You might as well open your eyes.
Your thoughts don't have words every day
They come a single time
Like signal esoteric sips
Of the communion Wine
Which while you taste so native seems
So easy so to be
You cannot comprehend its price
Nor its infrequency
 
My ex gave Bel a very thoughtful Christmas gift. :rose:
It doesn't have to involve meter nor rhyme.

I think that's what Emily was trying to say.

It could be a very thoughtful Christmas gift, or the Empire State Building. We're all going to die, so it doesn't really matter.

But Emily saw things through the lens of perspective, which few people do.

That, by itself, when you consider the vastness of the Universe, and how many people could have loved you, but for the fact that you were preoccupied with someone else...

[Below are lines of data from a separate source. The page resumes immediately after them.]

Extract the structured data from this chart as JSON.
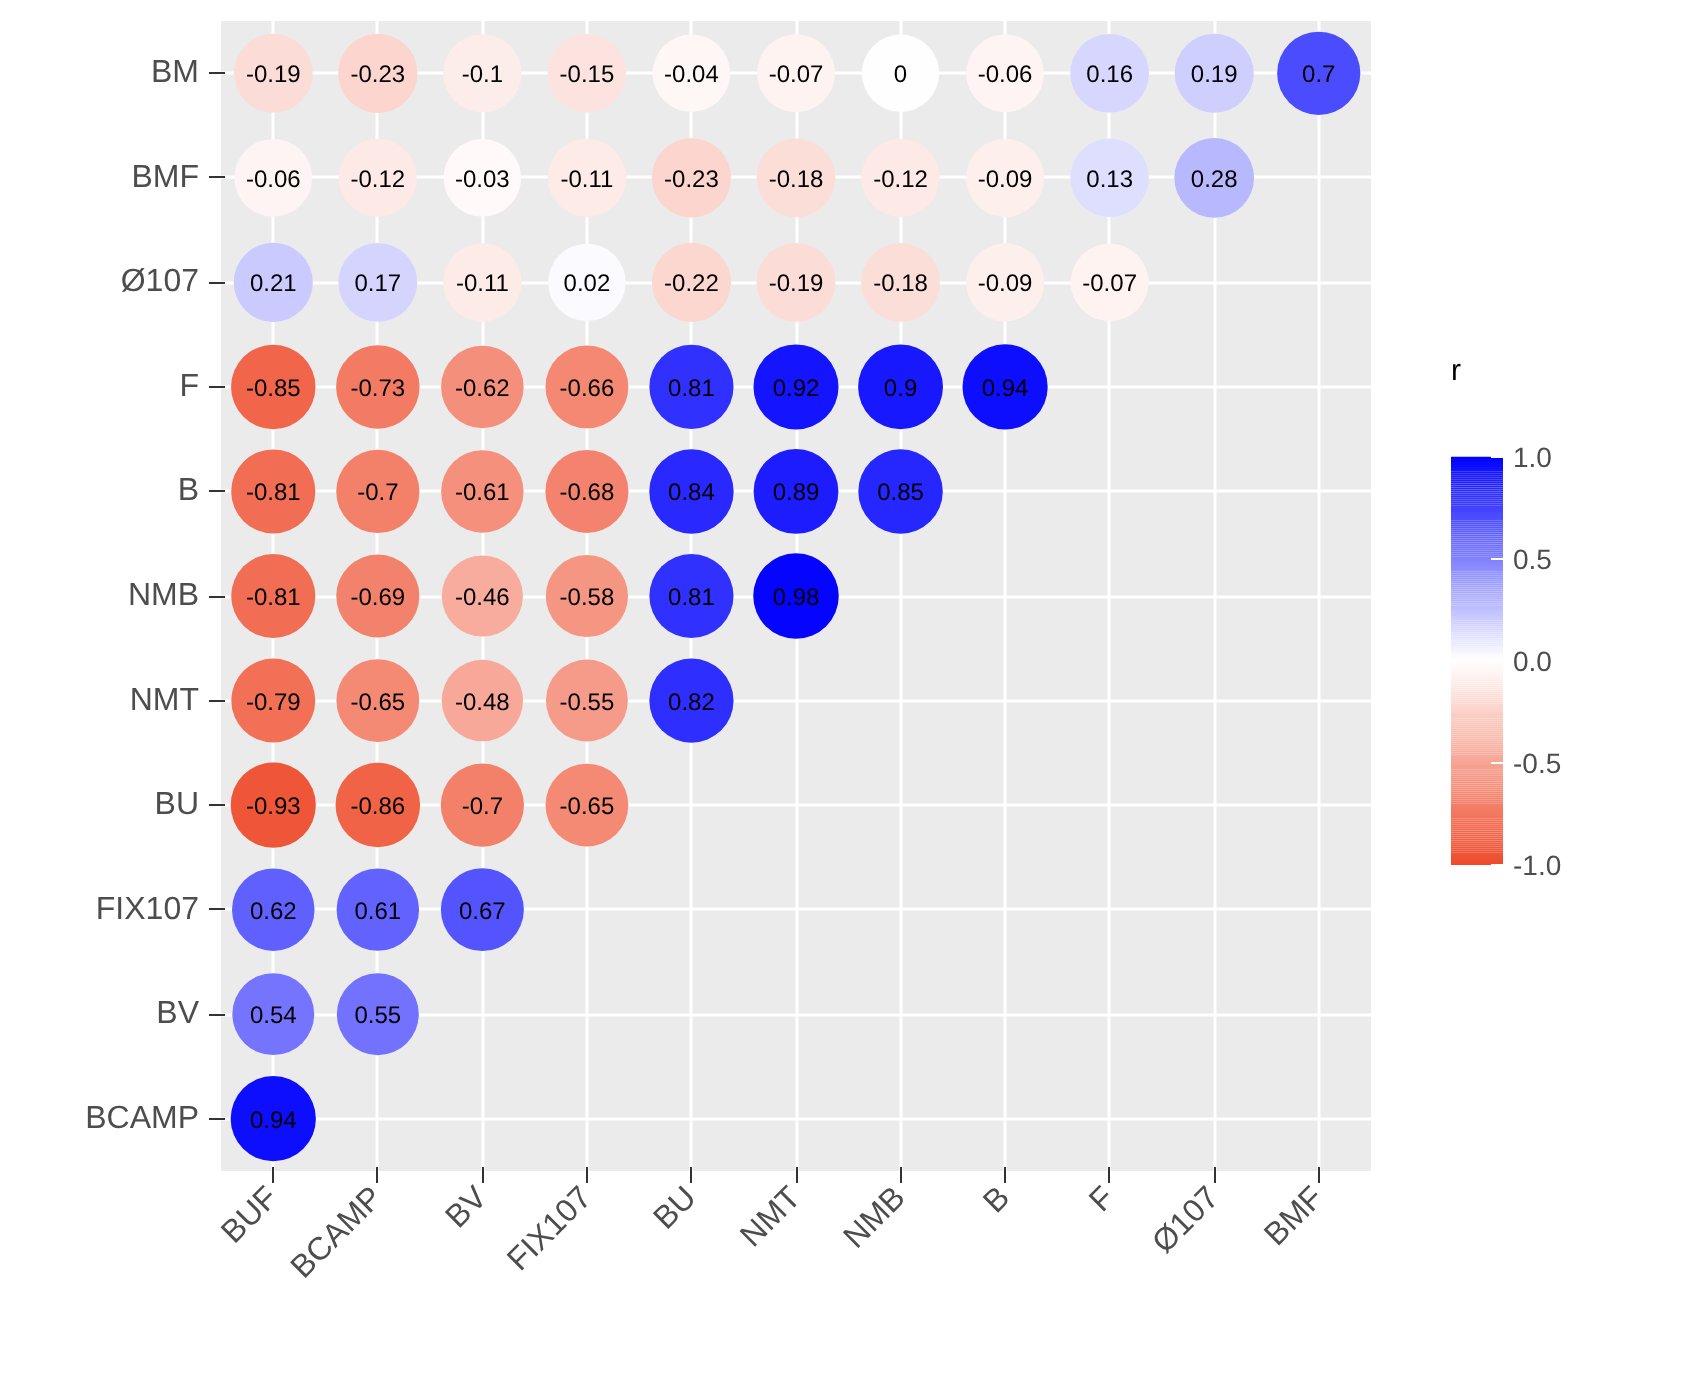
{
  "chart_data": {
    "type": "heatmap",
    "clabel": "r",
    "categories": [
      "BUF",
      "BCAMP",
      "BV",
      "FIX107",
      "BU",
      "NMT",
      "NMB",
      "B",
      "F",
      "Ø107",
      "BMF"
    ],
    "y_categories": [
      "BM",
      "BMF",
      "Ø107",
      "F",
      "B",
      "NMB",
      "NMT",
      "BU",
      "FIX107",
      "BV",
      "BCAMP"
    ],
    "cells": [
      [
        -0.19,
        -0.23,
        -0.1,
        -0.15,
        -0.04,
        -0.07,
        0,
        -0.06,
        0.16,
        0.19,
        0.7
      ],
      [
        -0.06,
        -0.12,
        -0.03,
        -0.11,
        -0.23,
        -0.18,
        -0.12,
        -0.09,
        0.13,
        0.28,
        null
      ],
      [
        0.21,
        0.17,
        -0.11,
        0.02,
        -0.22,
        -0.19,
        -0.18,
        -0.09,
        -0.07,
        null,
        null
      ],
      [
        -0.85,
        -0.73,
        -0.62,
        -0.66,
        0.81,
        0.92,
        0.9,
        0.94,
        null,
        null,
        null
      ],
      [
        -0.81,
        -0.7,
        -0.61,
        -0.68,
        0.84,
        0.89,
        0.85,
        null,
        null,
        null,
        null
      ],
      [
        -0.81,
        -0.69,
        -0.46,
        -0.58,
        0.81,
        0.98,
        null,
        null,
        null,
        null,
        null
      ],
      [
        -0.79,
        -0.65,
        -0.48,
        -0.55,
        0.82,
        null,
        null,
        null,
        null,
        null,
        null
      ],
      [
        -0.93,
        -0.86,
        -0.7,
        -0.65,
        null,
        null,
        null,
        null,
        null,
        null,
        null
      ],
      [
        0.62,
        0.61,
        0.67,
        null,
        null,
        null,
        null,
        null,
        null,
        null,
        null
      ],
      [
        0.54,
        0.55,
        null,
        null,
        null,
        null,
        null,
        null,
        null,
        null,
        null
      ],
      [
        0.94,
        null,
        null,
        null,
        null,
        null,
        null,
        null,
        null,
        null,
        null
      ]
    ],
    "colors": [
      "#ee4b2b",
      "#ffffff",
      "#0000ff"
    ],
    "clim": [
      -1,
      1
    ],
    "cticks": [
      {
        "value": -1,
        "label": "-1.0"
      },
      {
        "value": -0.5,
        "label": "-0.5"
      },
      {
        "value": 0,
        "label": "0.0"
      },
      {
        "value": 0.5,
        "label": "0.5"
      },
      {
        "value": 1,
        "label": "1.0"
      }
    ],
    "data_labels": true,
    "grid": true
  }
}
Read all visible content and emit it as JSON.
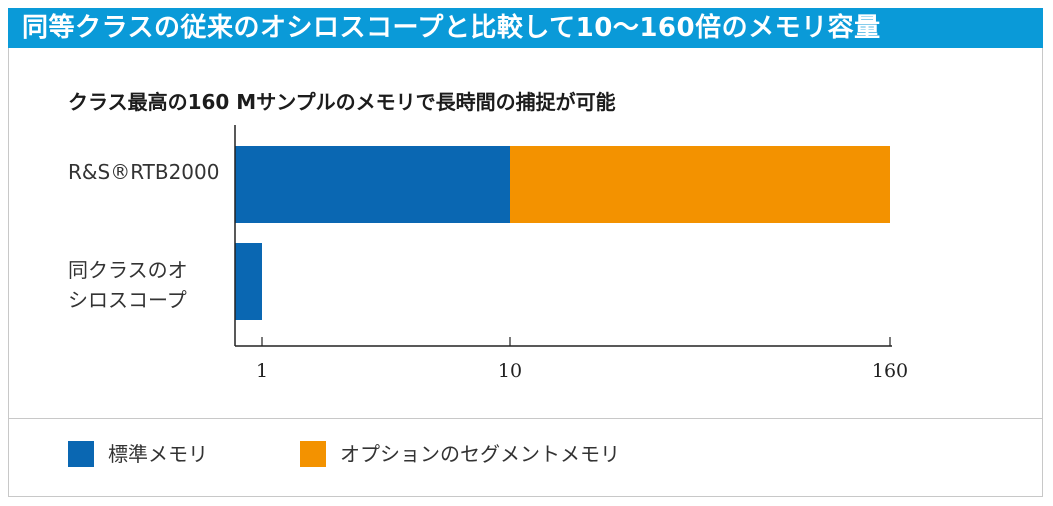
{
  "header": {
    "title": "同等クラスの従来のオシロスコープと比較して10～160倍のメモリ容量"
  },
  "chart_data": {
    "type": "bar",
    "orientation": "horizontal",
    "stacked": true,
    "subtitle": "クラス最高の160 Mサンプルのメモリで長時間の捕捉が可能",
    "categories": [
      "R&S®RTB2000",
      "同クラスのオ\nシロスコープ"
    ],
    "series": [
      {
        "name": "標準メモリ",
        "color": "#0a67b2",
        "values": [
          10,
          1
        ]
      },
      {
        "name": "オプションのセグメントメモリ",
        "color": "#f39200",
        "values": [
          150,
          0
        ]
      }
    ],
    "x_ticks": [
      "1",
      "10",
      "160"
    ],
    "x_tick_values": [
      1,
      10,
      160
    ],
    "xlim": [
      0,
      160
    ],
    "x_scale": "piecewise",
    "grid": false,
    "legend_position": "bottom-left"
  }
}
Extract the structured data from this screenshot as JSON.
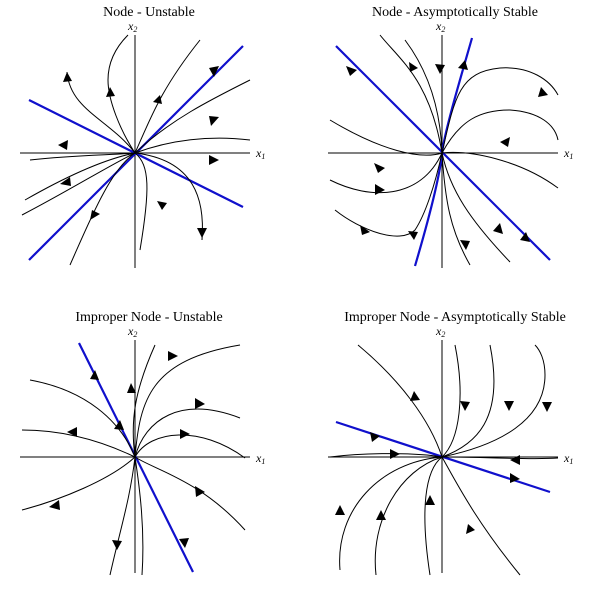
{
  "colors": {
    "eigen_line": "#1010cc",
    "trajectory": "#000000",
    "axis": "#000000",
    "background": "#ffffff"
  },
  "panels": [
    {
      "title": "Node - Unstable",
      "xlabel": "x",
      "xsub": "1",
      "ylabel": "x",
      "ysub": "2"
    },
    {
      "title": "Node - Asymptotically Stable",
      "xlabel": "x",
      "xsub": "1",
      "ylabel": "x",
      "ysub": "2"
    },
    {
      "title": "Improper Node - Unstable",
      "xlabel": "x",
      "xsub": "1",
      "ylabel": "x",
      "ysub": "2"
    },
    {
      "title": "Improper Node - Asymptotically Stable",
      "xlabel": "x",
      "xsub": "1",
      "ylabel": "x",
      "ysub": "2"
    }
  ]
}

Love the people who love you.
 
That was sublime. Recommend me a book. I am in possession of a "gift card," and I now want some D. H. Lawrence in the mix.

:rose: Glad you liked it. If you want to read a great D.H. Lawrence book, I'd recommend The Rainbow or Lady Chatterley's Lover. Both are fantastic.
 
:rose: Glad you liked it. If you want to read a great D.H. Lawrence book, I'd recommend The Rainbow or Lady Chatterley's Lover. Both are fantastic.
Now you have to pick one.

Imagine a beautiful lad overcome by lust who squandered his talent by spending all his time fucking some girl.

Now, imagine he has no friends left, because she was cheap, and they all have familes and obligations.

Perhaps he will use his talent, perhaps he will drift into shadows.

Which book?
 
Now you have to pick one.

Imagine a beautiful lad overcome by lust who squandered his talent by spending all his time fucking some girl.

Now, imagine he has no friends left, because she was cheap, and they all have familes and obligations.

Perhaps he will use his talent, perhaps he will drift into shadows.

Which book?

:) :rose: I would say The Rainbow. It is beautifully written and in the book, Lawrence so deliciously uses nature and its multifold metaphorical possibilities to express the erotic. Enjoy it, beautiful lad.